Author: John Bass – Business Development Manager
Getting your calves off to the best possible start will have a huge impact on its growth, health, and longevity within the herd. The ultimate goal of calf rearing is to set up a heifer to achieve target weights such as doubling her birth weight at the point of weaning, achieving 60% of her mature weight at breeding, and calving down at 24 months at 90% of her mature body weight. To help you achieve such targets, we have put together a number of essential calf rearing protocols to follow over the next few vital weeks.
A calf’s first feed is no doubt the most important feed of its life. Ensuring a calf receives an adequate intake of quality colostrum preferably from its own mother will provide crucial antibodies and immunity from illness and disease.
- Follow the 3:2:1 rule (3 litres, 2 hours, 1st milking). Colostrum deteriorates significantly within 4-6 hours after calving. Feed enough clean colostrum quickly to ensure that the calves receive high-quality colostrum. Intervene with a bottle feed if it has not suckled.
- Keep colostrum clean; wash and sterilise all collecting buckets, dump buckets, and dump lines as you would wash your milking machine.
- If storing colostrum in the fridge, do so at 4 degrees and for no longer than two days, as the absorption of antibodies will deteriorate thereafter.
- Colostrum should be frozen in small packs to ease defrosting. To avoid damage to antibodies, ensure to defrost slowly on a low heat below 50 degrees celsius.
Milk replacer vs whole milk
Following on from the colostrum, the calf then moves onto transition milk. From day 2-3, it is advantageous to feed milk replacer over whole milk to help minimise disease spread and anti-bacterial resistance. The following guidelines should be followed:
- Calves require approximately 13% of their body weight in feed intake in week one of life. This should be split between 2-4 feeds per day. In week two, this requirement rises to 15% of body weight equating to about 6L per day for a 40kg calf.
- Like with whole milk, milk replacers need to be mixed and fed at the correct temperature (37-39 degrees Celsius) and correct concentration to ensure adequate nutrient intake.

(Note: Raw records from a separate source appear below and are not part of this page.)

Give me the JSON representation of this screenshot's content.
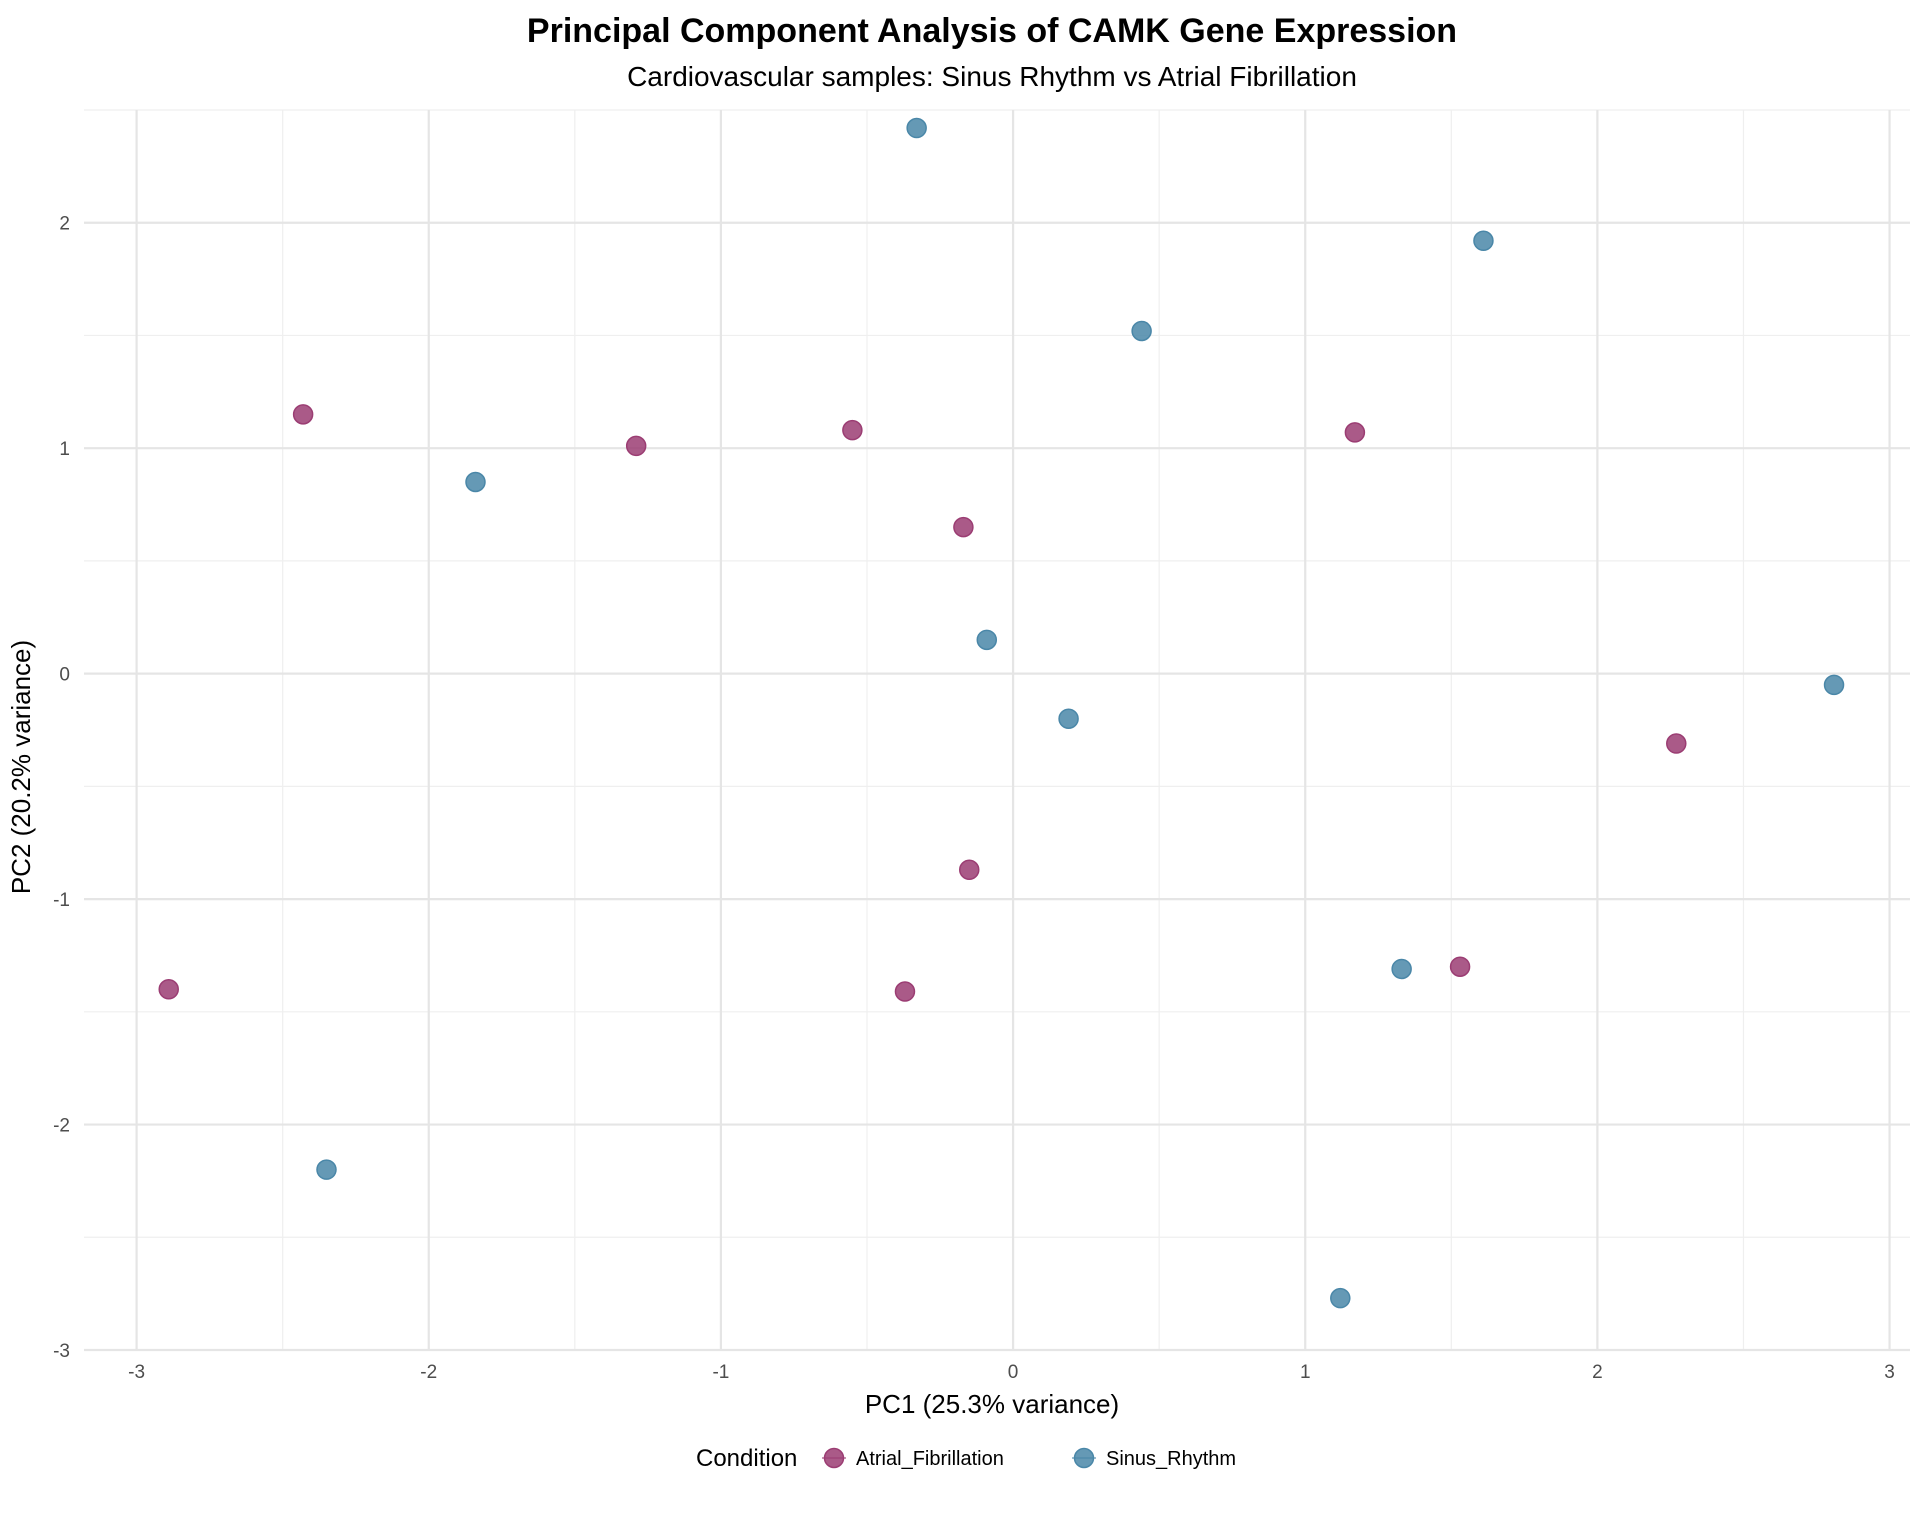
{
  "chart_data": {
    "type": "scatter",
    "title": "Principal Component Analysis of CAMK Gene Expression",
    "subtitle": "Cardiovascular samples: Sinus Rhythm vs Atrial Fibrillation",
    "xlabel": "PC1 (25.3% variance)",
    "ylabel": "PC2 (20.2% variance)",
    "xlim": [
      -3.18,
      3.07
    ],
    "ylim": [
      -3.0,
      2.5
    ],
    "x_ticks": [
      -3,
      -2,
      -1,
      0,
      1,
      2,
      3
    ],
    "x_tick_labels": [
      "-3",
      "-2",
      "-1",
      "0",
      "1",
      "2",
      "3"
    ],
    "y_ticks": [
      -3,
      -2,
      -1,
      0,
      1,
      2
    ],
    "y_tick_labels": [
      "-3",
      "-2",
      "-1",
      "0",
      "1",
      "2"
    ],
    "grid": true,
    "legend": {
      "title": "Condition",
      "placement": "bottom"
    },
    "series": [
      {
        "name": "Atrial_Fibrillation",
        "color": "#9B3D73",
        "points": [
          {
            "x": -2.89,
            "y": -1.4
          },
          {
            "x": -2.43,
            "y": 1.15
          },
          {
            "x": -1.29,
            "y": 1.01
          },
          {
            "x": -0.55,
            "y": 1.08
          },
          {
            "x": -0.17,
            "y": 0.65
          },
          {
            "x": -0.15,
            "y": -0.87
          },
          {
            "x": -0.37,
            "y": -1.41
          },
          {
            "x": 1.17,
            "y": 1.07
          },
          {
            "x": 1.53,
            "y": -1.3
          },
          {
            "x": 2.27,
            "y": -0.31
          }
        ]
      },
      {
        "name": "Sinus_Rhythm",
        "color": "#4A87A8",
        "points": [
          {
            "x": -0.33,
            "y": 2.42
          },
          {
            "x": 1.61,
            "y": 1.92
          },
          {
            "x": 0.44,
            "y": 1.52
          },
          {
            "x": -1.84,
            "y": 0.85
          },
          {
            "x": -0.09,
            "y": 0.15
          },
          {
            "x": 0.19,
            "y": -0.2
          },
          {
            "x": 2.81,
            "y": -0.05
          },
          {
            "x": 1.33,
            "y": -1.31
          },
          {
            "x": -2.35,
            "y": -2.2
          },
          {
            "x": 1.12,
            "y": -2.77
          }
        ]
      }
    ]
  }
}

- Mix 125 grams to 850ml of water which provides a daily gain of roughly 700 grams (6L milk/day). Increase to meet demand if necessary.
- Calves at 2-3 weeks of age have the potential to achieve 750-950 grams of live weight gain per day, with a minimum of 500 grams.
- Feed conversion efficiency is almost at 1:1, so the quality of milk fed must be high to ensure the daily intake is providing enough nutrition to meet demand.
- Milk powders vary and those based on either skim or whey are more favourable than those based on vegetable proteins – Dairy proteins are more easily absorbed and available to the calf compared to plant-based proteins.
- Aim for powders with a minimum of 23% protein and 17% fat and below 0.1% fibre.
- Buckets and feeders should be rinsed daily and sterilised 2-3 times a week.
- Introduce a high-quality calf starter ration or nut from days 2-3.
- Make sure it is high in cereal grains and highly palatable with no dust.
- Intakes will be small, so keep quantities low and fresh.
- Early intake of cereal-based feed will rapidly increase early rumen development and the growth of papillae on the rumen wall. As a result, this will increase nutrient uptake capacity of the calf throughout its life.
- Failing to feed grain at an early stage will have drawbacks later in life. Aim to have calves eating 1kg at weaning.
- A fresh straw bed is important for calf welfare. It will also encourage straw intake which will aid digestive development.
- Ensure that calves have adequate feeding and resting space and that pens are well-drained and free from any breezes or wind.
- Regular cleaning and liming are a must to avoid pathogens and scours.
- Ensure there is constant fresh clean drinking water provided for calves and that feeders and drinkers are at an accessible height.